Vorgestellt wird die KrimiZeit-JahresBestenliste

- im NordwestRadio am Donnerstag, den 5. Juni 2014 mit Tobias Gohlis gegen 9.20 Uhr im Nordwestradio Journal sowie später in den Sendungen der Buchpiloten nachzuhören unter http://www.radiobremen.de/nordwestradio/serien/krimizeit/index.html -

in der Wochenzeitung DIE ZEIT am 5. Juni 2014 und unter www.zeit.de/krimizeit-bestenliste

 

 

Monatlich wählen siebzehn auf Kriminalliteratur spezialisierte Literaturkritiker aus Deutschland, Österreich und der Schweiz aus der Masse der Neuerscheinungen die zehn Titel aus, denen sie viele Leser wünschen. Das Beste vom Besten: Immerhin erscheinen übers Jahr verteilt inzwischen über 1800 Kriminalromane auf Deutsch. An jedem ersten Donnerstag im Monat geben Literaturkritiker und Krimispezialisten aus Deutschland, Österreich und der Schweiz die Kriminalromane bekannt, die ihnen am besten gefallen haben.

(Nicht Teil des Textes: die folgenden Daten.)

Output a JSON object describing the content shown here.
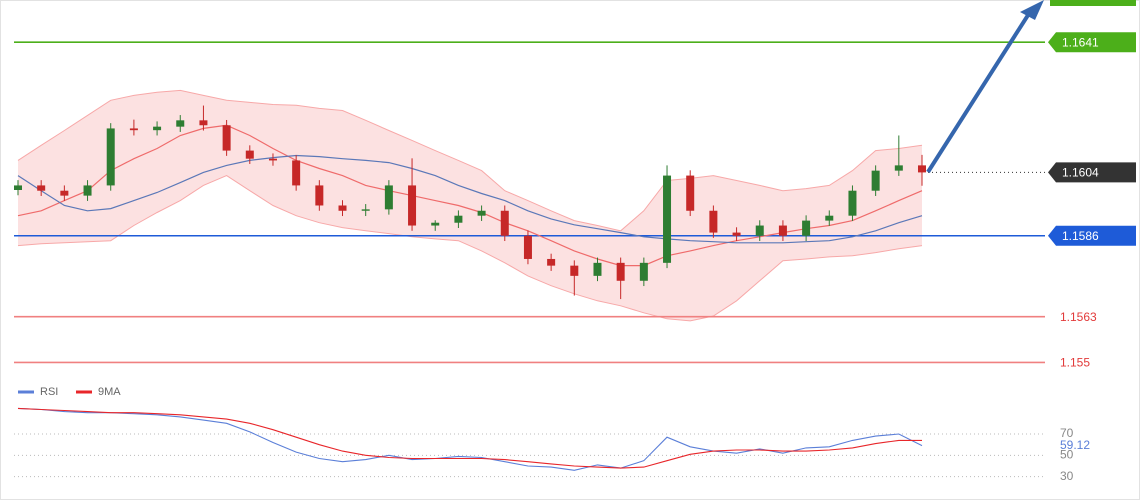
{
  "chart_data": [
    {
      "type": "candlestick",
      "ylim": [
        1.1545,
        1.1653
      ],
      "up_color": "#2e7d32",
      "down_color": "#c62828",
      "open": [
        1.1599,
        1.16003,
        1.15988,
        1.15974,
        1.16003,
        1.16165,
        1.1616,
        1.1617,
        1.16188,
        1.16174,
        1.16102,
        1.16079,
        1.16074,
        1.16003,
        1.15946,
        1.15931,
        1.15935,
        1.16003,
        1.15889,
        1.15897,
        1.15917,
        1.15931,
        1.1586,
        1.15794,
        1.15775,
        1.15746,
        1.15783,
        1.15732,
        1.15783,
        1.16031,
        1.15931,
        1.15869,
        1.1586,
        1.15889,
        1.1586,
        1.15903,
        1.15917,
        1.15988,
        1.16045,
        1.1606
      ],
      "high": [
        1.16018,
        1.16018,
        1.16003,
        1.16018,
        1.1618,
        1.1619,
        1.16185,
        1.16203,
        1.1623,
        1.16189,
        1.16117,
        1.16094,
        1.16089,
        1.16018,
        1.15961,
        1.1595,
        1.16018,
        1.1608,
        1.15904,
        1.15932,
        1.15946,
        1.15946,
        1.15875,
        1.15809,
        1.1579,
        1.15798,
        1.15798,
        1.15798,
        1.1606,
        1.16046,
        1.15946,
        1.15884,
        1.15904,
        1.15904,
        1.15918,
        1.15932,
        1.16003,
        1.1606,
        1.16145,
        1.1609
      ],
      "low": [
        1.15975,
        1.15973,
        1.15959,
        1.15959,
        1.15988,
        1.16145,
        1.16145,
        1.16155,
        1.16159,
        1.16087,
        1.16064,
        1.16059,
        1.15988,
        1.15931,
        1.15916,
        1.15916,
        1.1592,
        1.15874,
        1.15874,
        1.15882,
        1.15902,
        1.15845,
        1.15779,
        1.1576,
        1.1569,
        1.15731,
        1.1568,
        1.15717,
        1.15768,
        1.15916,
        1.15854,
        1.15845,
        1.15845,
        1.15845,
        1.15845,
        1.15888,
        1.15902,
        1.15973,
        1.1603,
        1.16002
      ],
      "close": [
        1.16003,
        1.15988,
        1.15974,
        1.16003,
        1.16165,
        1.1616,
        1.1617,
        1.16188,
        1.16174,
        1.16102,
        1.16079,
        1.16074,
        1.16003,
        1.15946,
        1.15931,
        1.15935,
        1.16003,
        1.15889,
        1.15897,
        1.15917,
        1.15931,
        1.1586,
        1.15794,
        1.15775,
        1.15746,
        1.15783,
        1.15732,
        1.15783,
        1.16031,
        1.15931,
        1.15869,
        1.1586,
        1.15889,
        1.1586,
        1.15903,
        1.15917,
        1.15988,
        1.16045,
        1.1606,
        1.1604
      ],
      "band": {
        "color": "#f7a8a8",
        "upper": [
          1.16074,
          1.16117,
          1.16159,
          1.16202,
          1.16245,
          1.16259,
          1.16268,
          1.16273,
          1.16259,
          1.16245,
          1.16239,
          1.16233,
          1.16231,
          1.16222,
          1.16216,
          1.16188,
          1.16159,
          1.16131,
          1.16102,
          1.16074,
          1.16045,
          1.15988,
          1.1596,
          1.15931,
          1.15903,
          1.15889,
          1.15874,
          1.15931,
          1.16017,
          1.16023,
          1.16031,
          1.16017,
          1.16003,
          1.15988,
          1.15994,
          1.16003,
          1.16045,
          1.16102,
          1.16108,
          1.16117
        ],
        "lower": [
          1.15832,
          1.15837,
          1.1584,
          1.15843,
          1.15846,
          1.15889,
          1.15926,
          1.1596,
          1.16003,
          1.16031,
          1.15988,
          1.15946,
          1.15917,
          1.15897,
          1.15883,
          1.15874,
          1.15866,
          1.15857,
          1.15851,
          1.15846,
          1.15817,
          1.15783,
          1.15746,
          1.15718,
          1.15695,
          1.15675,
          1.15661,
          1.15641,
          1.15624,
          1.15618,
          1.15632,
          1.15675,
          1.15732,
          1.15789,
          1.15794,
          1.158,
          1.15803,
          1.15812,
          1.15823,
          1.15832
        ]
      },
      "overlays": [
        {
          "color": "#ef6b6b",
          "values": [
            1.15917,
            1.15931,
            1.1596,
            1.15988,
            1.16045,
            1.16079,
            1.16108,
            1.16145,
            1.16165,
            1.16174,
            1.16145,
            1.16108,
            1.16074,
            1.16051,
            1.16031,
            1.16003,
            1.15988,
            1.15974,
            1.1596,
            1.15946,
            1.15926,
            1.15897,
            1.15874,
            1.15846,
            1.15817,
            1.15794,
            1.15775,
            1.15775,
            1.15803,
            1.15817,
            1.15832,
            1.15846,
            1.15857,
            1.15869,
            1.1588,
            1.15889,
            1.15903,
            1.15931,
            1.1596,
            1.15988
          ]
        },
        {
          "color": "#5b78b8",
          "values": [
            1.16031,
            1.15988,
            1.15946,
            1.15931,
            1.15937,
            1.1596,
            1.15983,
            1.16011,
            1.1604,
            1.1606,
            1.16074,
            1.16082,
            1.16088,
            1.16085,
            1.16079,
            1.16074,
            1.16068,
            1.16051,
            1.16031,
            1.16003,
            1.1598,
            1.1596,
            1.15931,
            1.15908,
            1.15891,
            1.1588,
            1.15869,
            1.15857,
            1.15851,
            1.15846,
            1.15843,
            1.1584,
            1.1584,
            1.1584,
            1.15843,
            1.15846,
            1.15857,
            1.15874,
            1.15897,
            1.15917
          ]
        }
      ],
      "levels": [
        {
          "value": 1.1641,
          "color": "#4caf1a",
          "style": "solid",
          "label_style": "box"
        },
        {
          "value": 1.1604,
          "color": "#333333",
          "style": "dotted",
          "label_style": "box"
        },
        {
          "value": 1.1586,
          "color": "#1e5bd8",
          "style": "solid",
          "label_style": "box"
        },
        {
          "value": 1.1563,
          "color": "#f08080",
          "style": "solid",
          "label_style": "text"
        },
        {
          "value": 1.155,
          "color": "#f08080",
          "style": "solid",
          "label_style": "text"
        }
      ]
    },
    {
      "type": "line",
      "ylim": [
        10,
        100
      ],
      "yticks": [
        70,
        50,
        30
      ],
      "grid": true,
      "series": [
        {
          "name": "RSI",
          "color": "#5b7fd8",
          "values": [
            94,
            93,
            91,
            90,
            90,
            89,
            88,
            86,
            83,
            80,
            72,
            62,
            53,
            47,
            44,
            46,
            50,
            46,
            47,
            49,
            48,
            44,
            40,
            39,
            36,
            41,
            38,
            45,
            67,
            58,
            54,
            52,
            56,
            52,
            57,
            58,
            64,
            68,
            70,
            59.12
          ]
        },
        {
          "name": "9MA",
          "color": "#e8262a",
          "values": [
            94,
            93,
            92,
            91,
            90,
            90,
            89,
            88,
            86,
            84,
            80,
            74,
            67,
            60,
            54,
            50,
            48,
            47,
            47,
            47,
            47,
            46,
            44,
            42,
            40,
            39,
            38,
            39,
            45,
            51,
            54,
            55,
            55,
            54,
            54,
            55,
            57,
            61,
            64,
            64
          ]
        }
      ]
    }
  ]
}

Sie halten nach dem literarisch interessanten, thematisch ausgefallenen, besonderen Kriminalroman Ausschau. Die besten Zehn werden mit Bibliographie und Kurzbeschreibung hier veröffentlicht.

 

 

 Die Jury setzt sich zusammen aus: 

 

Tobias Gohlis, Hamburg, Kolumnist DIE ZEIT, Moderator und Jury-Sprecher der KrimiZEIT

Volker Albers, Hamburg, Hamburger Abendblatt, Herausgeber „Schwarze Hefte“
Andreas Ammer, „Druckfrisch“, Dlf, BR

Gunter Blank, Sonntagszeitung

Thekla Dannenberg, Perlentaucher
Fritz Göttler, München, Süddeutsche Zeitung
Michaela Grom, Heidelberg, SWR
Lore Kleinert, Bremen, Radio Bremen
Kolja Mensing, Berlin, Tagesspiegel
Ulrich Noller, Köln, Deutsche Welle, WDR
Jan Christian Schmidt, Berlin, Kaliber 38
Margarete v. Schwarzkopf, Köln, NDR
Ingeborg Sperl, Wien, Der Standard
Sylvia Staude, Frankfurt/M., Frankfurter Rundschau

Jochen Vogt, Elder Critic, NRZ, WAZ
Hendrik Werner, Bremen, Weser-Kurier
Thomas Wörtche, »Penser Pulp bei Diaphanes«, »culturmag«, »DRadioKultur«

 

In der Regel kommentieren wir die von der Jury neu plazierten Krimis. Alle weiteren plazierten Krimis der Vormonate entnehmen Sie bitte unseren Krimi-Besprechungen in den vormonatlichen Artikeln, die Sie in der RUBRIK BÜCHER auf dem Titel oder unter dem Autorennamen im Archiv finden. Das Prozedere der Platzverteilung ist ganz einfach. Dreimal darf ein Kritiker aus der Jury einen Roman benennen. Wenn das gut verteilt ist, kann ein Buch einige Monate überwintern, dann hat es nur noch die Chance, in der Jahresbestenliste wieder aufzutauchen, die jeweils Ende Dezember herauskommt und die wir für 2013 ebenfalls kommentierten.

 

JahresBestenliste 2013

http://weltexpresso.tj87.de/index.php/buecher/2343-leichendieb-der-brasilianerin-patricia-melo-von-tropen-bei-klett-cotta-auf-platz-1

 

INFO II:

Auf der LEIPZIGER BUCHMESSE wurde die KrimiZEIT-Bestenliste am Stand von AUSGEZEICHNET vorgestellt. Tobias Gohlis sprach mit Friedrich Ani und Conny Lösch über die KrimiZEIT-Bestenliste und Qualität in der Kriminalliteratur.

Am Freitag, 14. März 2014, Stand 13/Ausgezeichnet in der Glashalle, 16:00 Uhr.